What is needed to pull this off? The agent needs access to:
Signs of issues
Intended functionality
Gathered from PRDs, mockups, commit messages, and support docs.
Supplemented by product owners.
Developer environment
Read/write access to the code and version control system.
User access
A means of communicating with users.
Does every step of the chain need to be implemented? Certainly not. Each step holds huge value. And it’s beginning:

However, I suspect the most value exists in the leap from well-described issues to review-ready pull requests.
At the time of writing, few good solutions exist for this. A Google search for “AI bug fixer” yields hacky ‘paste code into a textbox’ web apps, and custom GPTs.
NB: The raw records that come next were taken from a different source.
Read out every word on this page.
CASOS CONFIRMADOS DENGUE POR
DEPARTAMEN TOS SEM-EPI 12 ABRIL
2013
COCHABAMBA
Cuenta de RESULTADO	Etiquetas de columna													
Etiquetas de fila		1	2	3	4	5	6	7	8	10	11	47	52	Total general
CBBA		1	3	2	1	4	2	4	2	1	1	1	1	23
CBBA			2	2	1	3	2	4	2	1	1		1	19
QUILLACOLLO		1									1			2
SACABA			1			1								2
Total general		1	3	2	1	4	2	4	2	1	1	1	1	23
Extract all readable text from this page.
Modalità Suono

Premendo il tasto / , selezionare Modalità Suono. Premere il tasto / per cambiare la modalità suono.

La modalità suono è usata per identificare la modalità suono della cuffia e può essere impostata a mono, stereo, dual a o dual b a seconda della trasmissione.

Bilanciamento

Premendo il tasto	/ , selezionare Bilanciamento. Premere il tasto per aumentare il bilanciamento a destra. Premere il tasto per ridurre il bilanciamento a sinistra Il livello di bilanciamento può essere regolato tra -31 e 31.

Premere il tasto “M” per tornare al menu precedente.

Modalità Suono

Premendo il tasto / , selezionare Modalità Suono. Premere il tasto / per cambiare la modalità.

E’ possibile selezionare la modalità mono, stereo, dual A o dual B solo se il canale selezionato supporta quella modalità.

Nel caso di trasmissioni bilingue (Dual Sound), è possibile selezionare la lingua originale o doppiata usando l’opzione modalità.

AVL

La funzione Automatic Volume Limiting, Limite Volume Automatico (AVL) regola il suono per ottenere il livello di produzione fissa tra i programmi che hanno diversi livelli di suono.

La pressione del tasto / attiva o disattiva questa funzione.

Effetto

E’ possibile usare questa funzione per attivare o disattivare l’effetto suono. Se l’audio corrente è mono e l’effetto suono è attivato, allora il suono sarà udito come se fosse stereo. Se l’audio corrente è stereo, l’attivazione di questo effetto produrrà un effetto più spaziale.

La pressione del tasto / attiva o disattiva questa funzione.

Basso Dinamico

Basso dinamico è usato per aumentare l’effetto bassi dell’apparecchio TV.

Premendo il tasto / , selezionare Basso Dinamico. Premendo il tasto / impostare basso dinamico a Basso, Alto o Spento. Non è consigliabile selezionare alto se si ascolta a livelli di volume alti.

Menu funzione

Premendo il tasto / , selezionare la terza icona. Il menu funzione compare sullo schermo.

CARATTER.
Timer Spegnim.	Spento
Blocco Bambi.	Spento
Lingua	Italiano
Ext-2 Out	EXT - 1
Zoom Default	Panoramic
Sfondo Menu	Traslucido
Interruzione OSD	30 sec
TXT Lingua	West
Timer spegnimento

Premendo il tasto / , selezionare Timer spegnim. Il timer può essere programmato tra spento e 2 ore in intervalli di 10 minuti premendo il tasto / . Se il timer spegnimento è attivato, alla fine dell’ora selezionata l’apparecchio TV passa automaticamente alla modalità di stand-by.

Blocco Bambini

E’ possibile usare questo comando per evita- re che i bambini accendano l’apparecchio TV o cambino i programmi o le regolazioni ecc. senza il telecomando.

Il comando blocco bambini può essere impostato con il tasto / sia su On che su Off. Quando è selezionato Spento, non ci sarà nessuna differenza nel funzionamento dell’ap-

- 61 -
Humans still, for now, have to parse issues and prompt the machine.
Bug hunters
A new class of roles could emerge in this world.
As the marginal cost of fixing issues approaches zero, companies have incentive to maximize finding bugs. In doing so, they can ship products at never-before-seen quality levels.
Every role can shift closer to value creation:
Engineers spend less time fixing issues, and more time on big swings. Junior and new devs normally cut their teeth on bugfix. Instead they could machine through a few dozen automatically prepared fixes, then move onto feature work.
QA spends less time reproducing issues, and more time fixing them. Triaging tickets could elevate to maintaining an army of QA bots that hunt down and fix issues.
Support spends less time fielding complaints, and more time accelerating product improvement. With freed up time the role could shift towards the “success” end of the spectrum.
And companies might extend financial reward to anyone who finds any bug — so long as there are reproduction steps detailed enough for an AI to run with.
Incredibly simple vs. fiendishly hard
Of course, anybody who has touched a codebase knows that fixing bugs ranges from incredibly simple (e.g. copy fix) to fiendishly hard (e.g. sporadic race condition on rare hardware).
They also know that bugs are often symptomatic of deeper issues: problematic abstraction levels, brittle architecture, and more.
So how far can LLMs realistically go?
Today’s LLMs can already fix a meaningful percentage of encountered bugs. And they can already accelerate humans towards the rest.
As LLMs get more powerful, the line will constantly shift, with more and more falling on the side of direct fix.
A handsome pot of gold
Software engineering continues to be one of the most exciting applications of AI.
And bugs will always exist.
A handsome pot of gold exists for startups building tools that directly deliver working fixes from described issues.
Those who extend the chain into realtime issue detection and proactive customer communication can deeply embed themselves in business stacks.
What’s holding back startups back from seizing this opportunity? I sense two barriers:
We have the components, but not the workflow. Adopting software often means adopting a practice. Superhuman means Inbox Zero. Linear means cycles. Slack means channels. Someone needs to opinionatedly define a new bugfix paradigm, meld it into working software, then go forth and proselytize. The hard work must happen.
Fixing bugs just isn’t as flashy as helping engineers crank out features 10x faster, or creating apps that create apps. The goldrush has — reasonably — tackled building, not fixing. What’s visual is viral, and what’s viral sells. But software engineering is entering its next phase — where AI steadily seeps its way into every corner and crevice.
On the other side of this pot of gold, companies adopting these tools can dodge a huge portion of the 20% bug tax, ship better products, and build enduring brands.